Scientists have turned to the zebrafish for clues about congenital disease and cancer because this tiny, striped torpedo from the Ganges has many genes in common with humans. In 1991, Leonard Zon wanted to know how embryos produce blood cells. Since zebrafish have see-through embryos that grow outside the mother's body, every step in development can be observed.
As an embryo develops, genes turn on or off in choreographed fashion. If all goes well, red blood cells and various types of white cells form. But if certain genes are faulty or speak up at the wrong time, genetic diseases, such as anemia, can occur. Finding mutated genes sheds light on the causes of disease and can generate more specific treatments.
In 1996, the prospect of isolating any gene from a fish looked pretty slim. Although several microbial genomes had been sequenced, there was no physical map of the zebrafish genome, very few gene markers, and no gene libraries. But Zon regarded the zebrafish as an inch-long packet of genes. In 1997, he helped launch the Trans-NIH Zebrafish Genome Initiative, which will complete the sequence of the fish's DNA in 2007. "One of the great advantages of zebrafish is the ability to produce, very readily, mutations that are relevant to human health and disease," Zon said at the time. "This genomics initiative will superimpose those mutations on disease loci identified through the work of the Human Genome Project."
Using tools they developed en route, Zon's group isolated a mutated zebrafish called sauternes. Because this strain has less hemoglobin and fewer red blood cells than normal fish, its blood looks like white wine instead of red. The researchers pinpointed the sauternes gene on the zebrafish chromosomes and showed that it encoded an enzyme needed to make heme, the iron-containing part of hemoglobin. Therefore, the sauternes mutant became one of the first fish models of human disease because it mimicked humans with congenital sideroblastic anemia (CSA), who also have trouble making heme. This model is enabling scientists to study the ramifications of the mutation, which cannot be determined from human studies.
Another mutant, with a misshapen tail and fatal anemia, lacked blood-forming stem cells, Zon's group discovered. They eventually identified the faulty gene as cdx4, which controls a set of genes that tells the various parts of the body where to develop. When they prevented cdx4 from functioning in normal embryos, they obtained fish with kinky tails. When they overexpressed cdx4, they got a big surprise: the middle layer of the embryo gave rise to blood cells instead of to normal body parts. "We had discovered a new pathway for making blood cells," Zon says.
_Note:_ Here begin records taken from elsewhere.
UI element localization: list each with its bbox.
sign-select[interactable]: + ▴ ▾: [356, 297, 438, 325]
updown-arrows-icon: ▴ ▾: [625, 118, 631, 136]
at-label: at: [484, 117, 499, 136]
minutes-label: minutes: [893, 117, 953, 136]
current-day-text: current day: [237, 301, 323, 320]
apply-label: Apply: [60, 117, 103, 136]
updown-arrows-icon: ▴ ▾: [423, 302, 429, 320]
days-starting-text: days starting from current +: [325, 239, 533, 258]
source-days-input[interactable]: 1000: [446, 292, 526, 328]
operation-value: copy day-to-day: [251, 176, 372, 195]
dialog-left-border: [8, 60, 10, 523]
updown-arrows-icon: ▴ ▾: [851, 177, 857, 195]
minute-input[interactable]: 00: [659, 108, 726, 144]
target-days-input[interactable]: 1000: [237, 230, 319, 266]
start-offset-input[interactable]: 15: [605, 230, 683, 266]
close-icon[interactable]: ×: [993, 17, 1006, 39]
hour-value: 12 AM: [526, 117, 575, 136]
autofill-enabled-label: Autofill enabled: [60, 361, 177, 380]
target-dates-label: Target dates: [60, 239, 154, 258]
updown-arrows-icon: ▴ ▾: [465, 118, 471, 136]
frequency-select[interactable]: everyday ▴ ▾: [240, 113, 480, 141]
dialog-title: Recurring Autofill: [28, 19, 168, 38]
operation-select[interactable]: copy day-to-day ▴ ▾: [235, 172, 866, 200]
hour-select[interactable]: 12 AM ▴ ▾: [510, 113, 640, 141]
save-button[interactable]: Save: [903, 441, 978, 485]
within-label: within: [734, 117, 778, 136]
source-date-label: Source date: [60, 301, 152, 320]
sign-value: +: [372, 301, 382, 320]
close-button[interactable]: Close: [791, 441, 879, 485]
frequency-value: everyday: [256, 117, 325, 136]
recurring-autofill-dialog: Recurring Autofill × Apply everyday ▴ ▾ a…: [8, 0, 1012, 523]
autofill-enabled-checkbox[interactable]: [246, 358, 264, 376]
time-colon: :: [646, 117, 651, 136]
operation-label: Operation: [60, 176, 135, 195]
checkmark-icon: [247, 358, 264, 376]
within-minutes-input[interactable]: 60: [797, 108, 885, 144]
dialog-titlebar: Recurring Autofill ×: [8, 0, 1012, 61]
Zon's lab was also the first fish group to find a new human disease gene. The weissherbst mutation (again named after a wine) prevents iron that is stored in the egg yolk from being circulated into the embryo. After isolating this gene, the researchers found that the normal version encodes ferroportin, a protein that transports iron. In humans, ferroportin is found in the placenta, where it is thought to carry iron from mother to fetus. After birth, it transports iron from food across the intestinal wall. The weissherbst mutation was recently discovered in people with autosomal-dominant hemochromatosis, an iron-overload disease. "This was the first time a fish mutant predicted a new human disease," Zon says.
Zon's group has now collected more than 40 groups of zebrafish mutations that affect blood development, and their work has spawned new ideas for treating human conditions. For example, they found that Notch, a gene widely involved in development, also helps blood cells renew themselves. Using clever genetic techniques, they made a zebrafish in which Notch could be activated by a heat pulse. Then they pulsed fish whose blood cells had been destroyed with radiation. These fish started making new blood cells much faster than fish that had not received a heat pulse. "This suggests that if we had a pharmaceutical compound to activate Notch transiently, it could restore the blood system more quickly in patients who are given stem cell transplantation," Zon says.
Recently, Zon's group undertook a chemical genetic screen in zebrafish and found that prostaglandins stimulate blood stem cell production. In particular, prostaglandin E2 can increase blood stem cells during embryogenesis and in adulthood in zebrafish and mice. A treatment of prostaglandin to mouse bone marrow leads to a threefold increase in stem cell number. The group is currently investigating clinical trials to treat cord blood samples with prostaglandin E2, in an effort to increase the number of stem cells in that sample.
To more fully understand how mutations discovered in zebrafish affect blood development in humans, Zon wants to study human embryonic stem cells. To give stem cell biologists a voice in this controversial issue, he and two other scientists founded the International Society for Stem Cell Research (ISSCR) in 2002. The organization disseminates information about stem cells, promotes stem cell research, and educates the public about potential applications. In 2007, for example, ISSCR released its Guidelines for the Conduct of Human Embryonic Stem Cell Research. "These guidelines are critical to allowing the international community to move forward with ethical considerations in stem cell research," Zon says.